Optimizing fault list
After the simulation phase, numerous undangerous undetected (UU) faults may remain, which are not observed in functional and checker strobes. Generally, faults become UU due to two reasons: either there are no test cases to exercise the fault path, or the fault itself is considered safe. To streamline fault simulation and reduce total faults, identifying safe faults is crucial. This involves checking design constraints and coverage waivers to ensure that these faults do not propagate to functional strobes.
Additionally, in fault injection campaigns, some blocks may be instantiated multiple times. It’s essential to focus on one instance and extrapolate faults from other instances since fault analysis and propagation paths remain the same for all instances.
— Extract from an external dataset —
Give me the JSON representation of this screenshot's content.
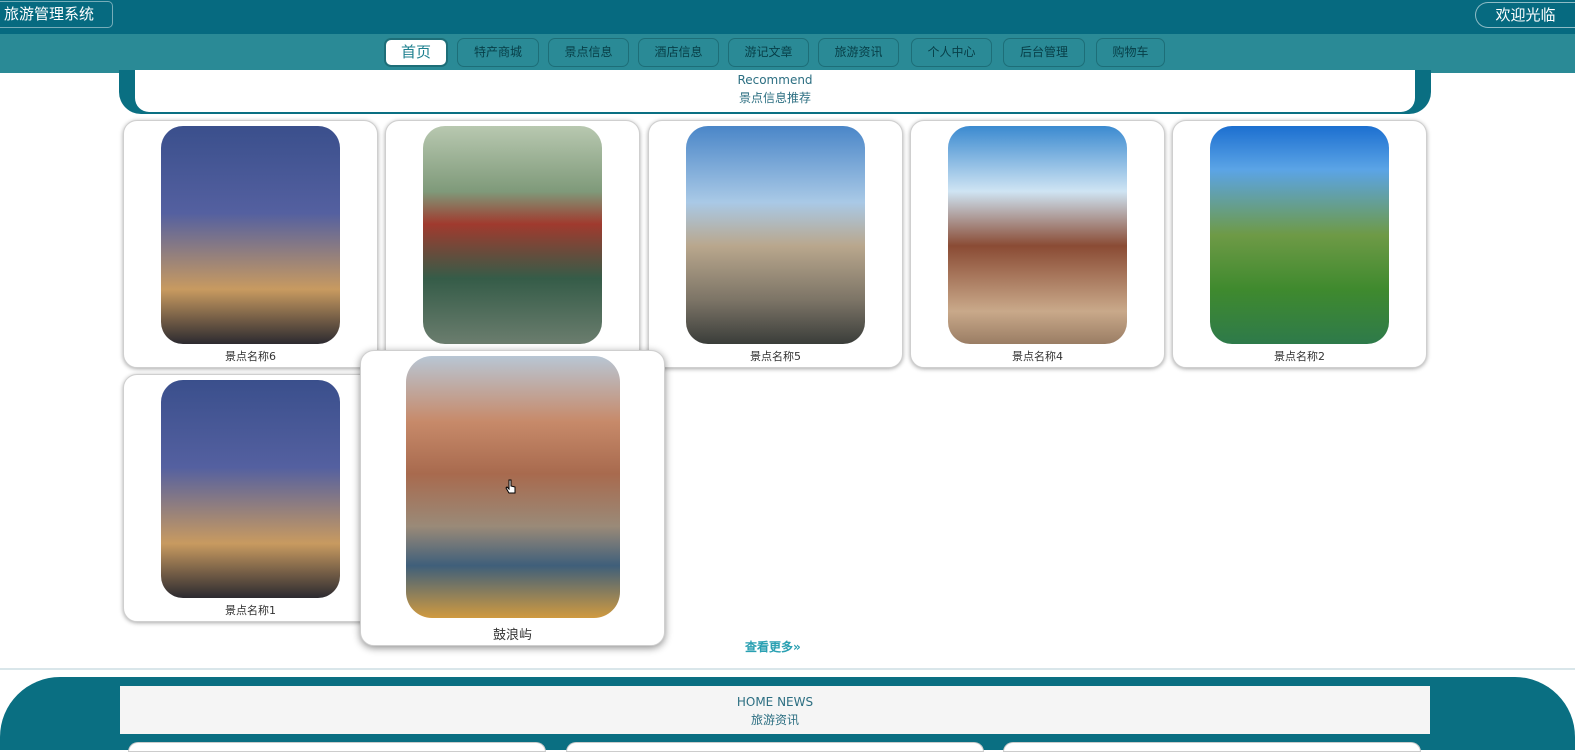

To manage exclusions or convert UU faults to safe faults effectively, we utilize the JasperGold Functional Safety Verification App (FSV). FSV classifies safe faults and significantly reduces runtime. Within the Fault Campaign Manager (FCM), the FSV phase involves structural analysis via functional safety tool, which includes:
Out of COI analysis: Removes faults on diagnostic logic based on COI.
Activatability analysis: Aids in removing tied-off logic.
Propagability analysis: Waives off faults that cannot propagate to functional strobes based on user-defined assumptions.
Examples illustrating these analyses are provided below to demonstrate their efficacy in optimizing fault simulation and improving overall fault management in functional safety verification processes.
1. Since we are not covering design for testability (DFT) logic for fault injection (FI), we need to include the following statement in the FSV tickle file:
assume -env {DUT_WRAPPER … DFT_sen = = 1’b0}
In this statement, DFT_sen is treated as “0,” and any sa0 on this signal and the signals driven by DFT_sen will be considered safe faults.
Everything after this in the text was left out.